BBC Three is well known for its questionable, youth-aimed documentaries. Stacey Dooley, Billie JD Porter and Reggie Yates are their go-to youngster presenters; unknowledgeable of their topic and aimlessly dragged around by production teams. However, Professor Green: Suicide and Me, unsuprisingly presented by Professor Green AKA Stephan Manderson, is in a realm of its own.

Green’s father committed suicide seven years ago. Green and his family had no idea why. This documentary follows Green’s exploration of why his father killed himself and aims to shed some light on why  suicide is the biggest killer of men under 45 in the UK.

Green has greater authority than the other BBC Three presenters due to his intimate experience with the subject. He speaks to his father’s friends in order to find out the truth. It is revealed that none of them knew he was depressed, alluding to the bigger idea that men are less likely to talk to their friends about their emotions.

We follow Green around various housing estates in North East London as he meets up with the senior citizens of Hackney.
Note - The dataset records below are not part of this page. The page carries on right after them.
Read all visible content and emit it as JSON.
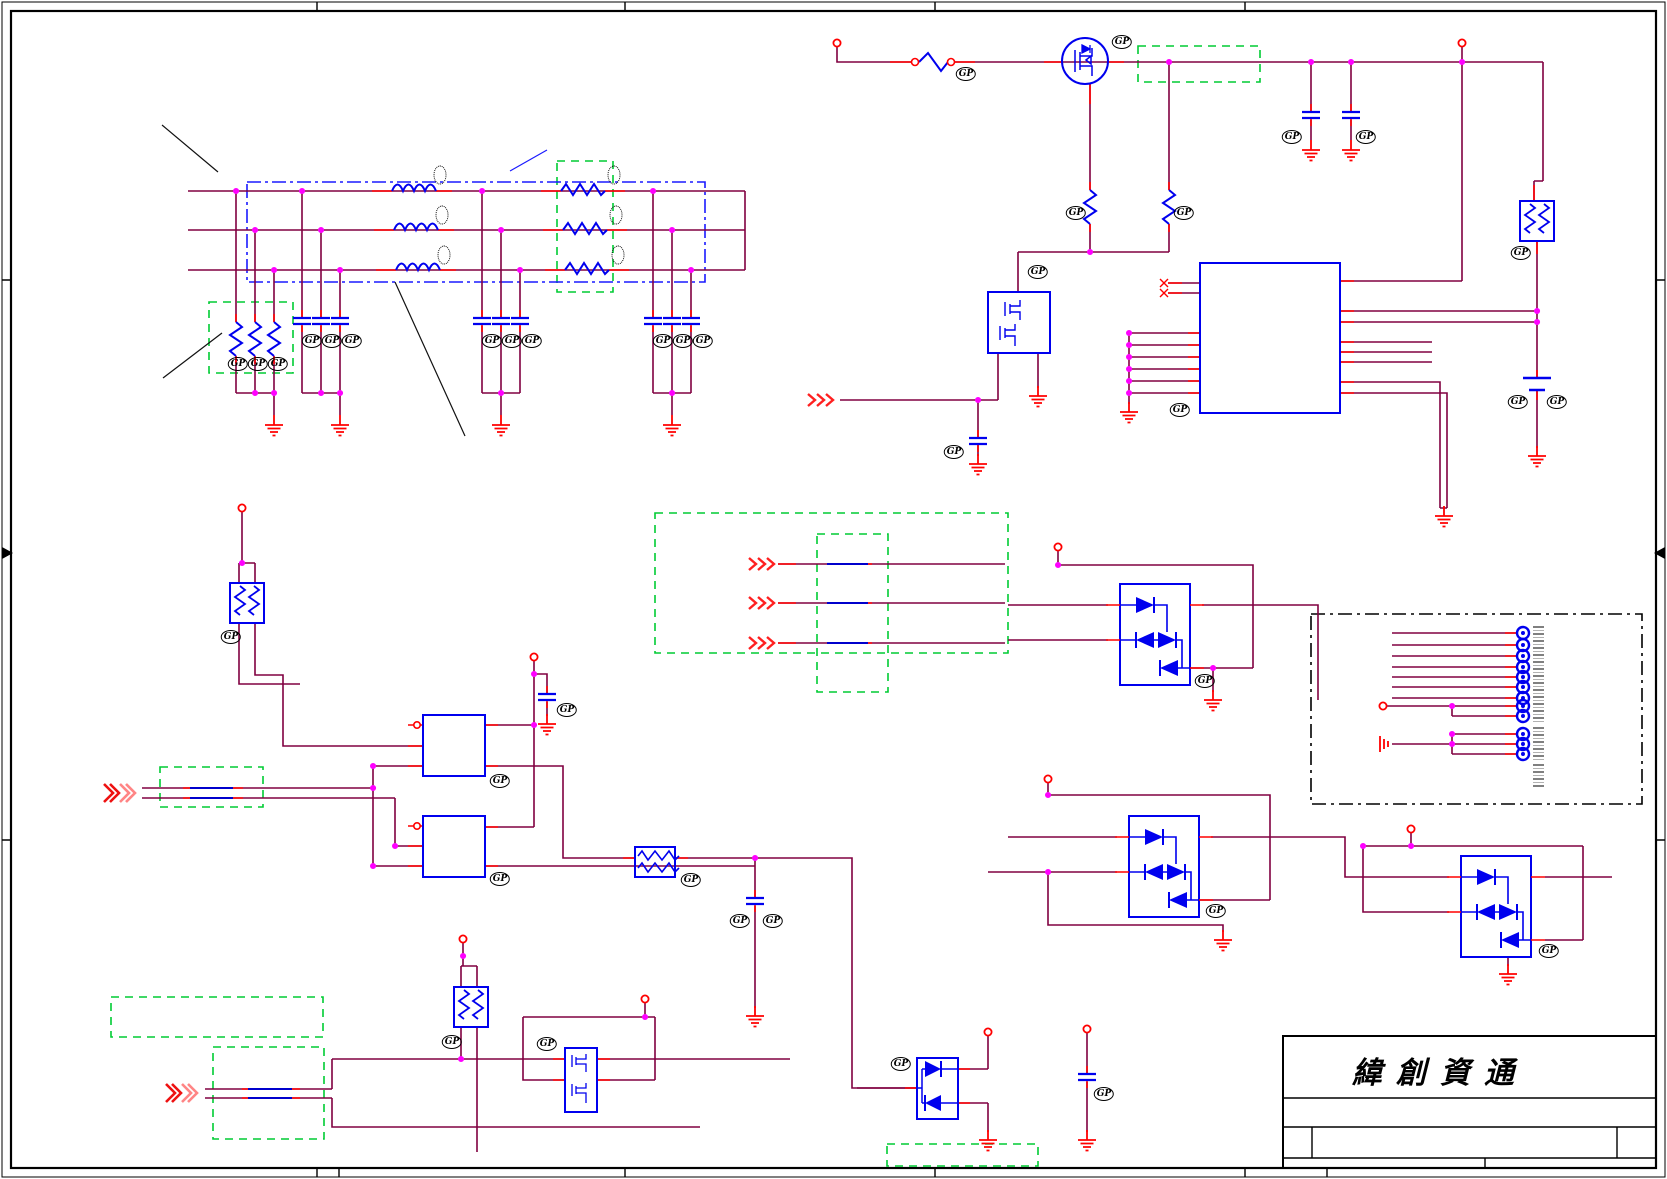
{
  "title_block": {
    "company_name": "緯創資通",
    "subtitle_row": "",
    "revision_row": ""
  },
  "labels": {
    "ref": "GP"
  },
  "symbols": {
    "off_page_connector": "triple-chevron",
    "off_page_connector_double": "double-chevron",
    "no_connect": "x-mark",
    "junction": "magenta-dot",
    "ground": "red-ground-stack"
  },
  "colors": {
    "wire": "#800040",
    "pin_red": "#ff0000",
    "component_blue": "#0000ee",
    "annotation_green": "#00cc33",
    "junction_magenta": "#ff00ff",
    "border_black": "#000000"
  }
}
Whilst exploring mental health among men, it also catalogues the recent history of London’s estates. Debbie, Green’s aunt, tells us how she was brought up in a two-bed flat with a family of eight.

Suicide and Me is a documentary presented by Green, whilst simualtaneously being about him. It creates a touching insight into one man’s life, which has been marred by tragedy, punctuated by personal sadness and framed by adequate success. Suicide and Me discusses a subject that is yearning to be addressed. Outwardly, Green seems a strange choice to present anything really, but in this context he works well. He is sympathetic and emotionally open to the audience.

By Frances Roe

Frances Roe is a 4th year English Literature student and Editor of the TV & Radio section.